Currents have weird effects. I was playing with a friend's novelty mini slot machine hand-shocker during Halloween. The next day at the same time I started feeling the same obnoxious tingling in my hand. Even now just thinking about it I can practically feel it. I was on a small dose of aMT at the time. I have no idea if that played a role in the next day's events, though.
 
oddly enough, i often refer to the mental edge of LSD as "metallic." i've never gotten a metalic taste before, per se, but the acuteness felt in the mind seems to have a metallic property to it, imo. feels very sharp, cold, sterile...to me at least.
 
oddly enough, i often refer to the mental edge of LSD as "metallic." i've never gotten a metalic taste before, per se, but the acuteness felt in the mind seems to have a metallic property to it, imo. feels very sharp, cold, sterile...to me at least.


I have described it that way as well, where as shrooms are more of a rounded, blunted, warm feeling.

I also used to feel like weed took that sharpness away from acid and brought it more closer to the feeling of shrooms.
 
Well, LSD is a hallucinogen; which seems to effect evey sense; taste hallucinations perhaps.

Speaking of taste hallucinations (peripheral rather than central)...

"The miracle fruit, or miracle berry plant (Synsepalum dulcificum), produces berries that, when eaten, cause sour foods (such as lemons and limes) subsequently consumed to taste sweet."

I actually set about finding out what metallic taste was years ago. It had nothing to do with LSD, rather, I was intrigued with the question of why licking a battery should taste metallic. It seemed like there was something special about it; it seemed to arc over numerous sensory modalities. I couldn't discern where the feeling of an electrical shock on my tongue ended and when the taste began.
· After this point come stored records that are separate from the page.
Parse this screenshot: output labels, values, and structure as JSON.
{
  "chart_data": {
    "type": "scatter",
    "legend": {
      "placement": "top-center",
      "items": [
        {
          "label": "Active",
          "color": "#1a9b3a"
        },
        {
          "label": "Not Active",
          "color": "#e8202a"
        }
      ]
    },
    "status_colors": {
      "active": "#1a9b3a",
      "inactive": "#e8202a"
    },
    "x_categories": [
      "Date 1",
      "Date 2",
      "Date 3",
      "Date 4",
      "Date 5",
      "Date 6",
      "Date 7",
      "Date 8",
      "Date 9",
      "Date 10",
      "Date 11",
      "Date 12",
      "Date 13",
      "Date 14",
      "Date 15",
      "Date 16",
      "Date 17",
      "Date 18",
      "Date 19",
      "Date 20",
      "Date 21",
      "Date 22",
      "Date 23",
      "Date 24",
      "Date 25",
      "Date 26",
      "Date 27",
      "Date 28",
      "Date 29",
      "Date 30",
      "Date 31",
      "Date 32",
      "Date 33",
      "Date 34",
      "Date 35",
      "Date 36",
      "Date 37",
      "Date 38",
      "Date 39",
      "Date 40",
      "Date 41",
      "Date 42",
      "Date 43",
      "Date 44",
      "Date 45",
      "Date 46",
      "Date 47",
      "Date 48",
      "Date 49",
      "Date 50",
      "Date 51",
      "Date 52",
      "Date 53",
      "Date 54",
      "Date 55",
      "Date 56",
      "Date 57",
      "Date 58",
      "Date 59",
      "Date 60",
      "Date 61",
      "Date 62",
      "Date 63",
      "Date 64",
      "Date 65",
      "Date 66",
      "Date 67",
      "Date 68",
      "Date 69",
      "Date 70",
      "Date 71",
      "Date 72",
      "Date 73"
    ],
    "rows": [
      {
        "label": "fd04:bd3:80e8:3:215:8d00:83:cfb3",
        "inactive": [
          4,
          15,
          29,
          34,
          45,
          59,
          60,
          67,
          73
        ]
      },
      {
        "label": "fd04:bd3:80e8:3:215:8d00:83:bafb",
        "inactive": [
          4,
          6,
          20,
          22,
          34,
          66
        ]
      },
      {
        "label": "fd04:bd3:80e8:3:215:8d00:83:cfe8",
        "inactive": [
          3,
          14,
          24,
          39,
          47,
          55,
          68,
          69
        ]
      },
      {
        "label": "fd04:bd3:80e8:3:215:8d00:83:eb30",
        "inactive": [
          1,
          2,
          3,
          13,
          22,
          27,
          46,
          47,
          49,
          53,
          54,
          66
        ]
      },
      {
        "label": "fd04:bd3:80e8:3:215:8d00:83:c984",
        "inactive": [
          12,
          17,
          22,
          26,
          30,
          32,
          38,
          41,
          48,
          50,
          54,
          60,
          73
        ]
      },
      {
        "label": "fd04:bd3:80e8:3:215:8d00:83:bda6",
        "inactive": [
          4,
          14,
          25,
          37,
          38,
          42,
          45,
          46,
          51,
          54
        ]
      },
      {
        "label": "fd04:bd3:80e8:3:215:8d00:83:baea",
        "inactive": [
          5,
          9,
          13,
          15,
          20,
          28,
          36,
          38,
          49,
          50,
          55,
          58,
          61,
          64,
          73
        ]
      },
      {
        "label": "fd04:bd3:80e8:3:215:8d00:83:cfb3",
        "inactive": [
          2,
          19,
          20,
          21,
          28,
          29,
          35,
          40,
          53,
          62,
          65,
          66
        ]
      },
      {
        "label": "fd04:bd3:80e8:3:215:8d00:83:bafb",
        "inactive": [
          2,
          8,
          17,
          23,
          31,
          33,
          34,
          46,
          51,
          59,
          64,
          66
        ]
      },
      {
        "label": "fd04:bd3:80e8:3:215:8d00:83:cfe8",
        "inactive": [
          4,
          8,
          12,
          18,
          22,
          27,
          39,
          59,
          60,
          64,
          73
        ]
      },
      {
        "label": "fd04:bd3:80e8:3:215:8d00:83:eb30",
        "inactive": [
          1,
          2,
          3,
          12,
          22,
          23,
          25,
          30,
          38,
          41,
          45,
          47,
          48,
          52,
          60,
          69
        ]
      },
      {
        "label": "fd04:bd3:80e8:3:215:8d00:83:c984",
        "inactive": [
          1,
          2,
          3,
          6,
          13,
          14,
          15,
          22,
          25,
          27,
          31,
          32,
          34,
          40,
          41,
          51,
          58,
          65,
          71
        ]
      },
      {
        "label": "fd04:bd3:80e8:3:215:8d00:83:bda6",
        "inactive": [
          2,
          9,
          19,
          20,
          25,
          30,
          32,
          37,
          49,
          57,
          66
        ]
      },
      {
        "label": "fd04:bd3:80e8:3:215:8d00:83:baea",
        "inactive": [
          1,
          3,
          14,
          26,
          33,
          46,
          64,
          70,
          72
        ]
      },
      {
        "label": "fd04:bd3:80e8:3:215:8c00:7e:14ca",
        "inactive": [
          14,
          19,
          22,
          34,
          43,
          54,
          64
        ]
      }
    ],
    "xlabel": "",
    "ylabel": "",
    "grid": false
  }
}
I found out "metallic" taste is still of interest to taste perception researchers. Participants in experiments report a metallic taste when holding an iron solution in their mouths, but not when their nostrils are blocked. Conversely, they report a metallic taste when an electrical current is applied to their tongues or inner lips whether their nostrils are blocked or not, suggesting that without electricity, metallic taste only arises in conjunction with metallic smell. I thought, "well what about the metallic taste of pennies?" I discovered that, together, the zinc core and copper plating of pennies produces an electrical current, and thus metallic taste.

In the late 90s, a few patients receiving brain surgery agreed to have electrodes plunged into their thalamic taste relays. When an electrical current was run directly to this area of their brains, the patients reported a metallic taste and an acidy smell. The area is a nexus between different sensations. LSD is conducive to cross-signaling in the brain, so I wouldn't be surprised if its synesthetic tendencies, combined with possible increased excitation caused by it in this relay, was behind the metallic taste hallucinations.

Interesting...I was under the impression that the electric taste phenomenon was due to direct widespread depolarization of taste and sensory receptors, as opposed to the subtype-specific depolarization that occurs with chemical sense transduction.

A quick search leads me to think that it may not be quite so simple. Metallic taste, however, seems to be more refined in that it involves an olfactory component whereas electric taste may not.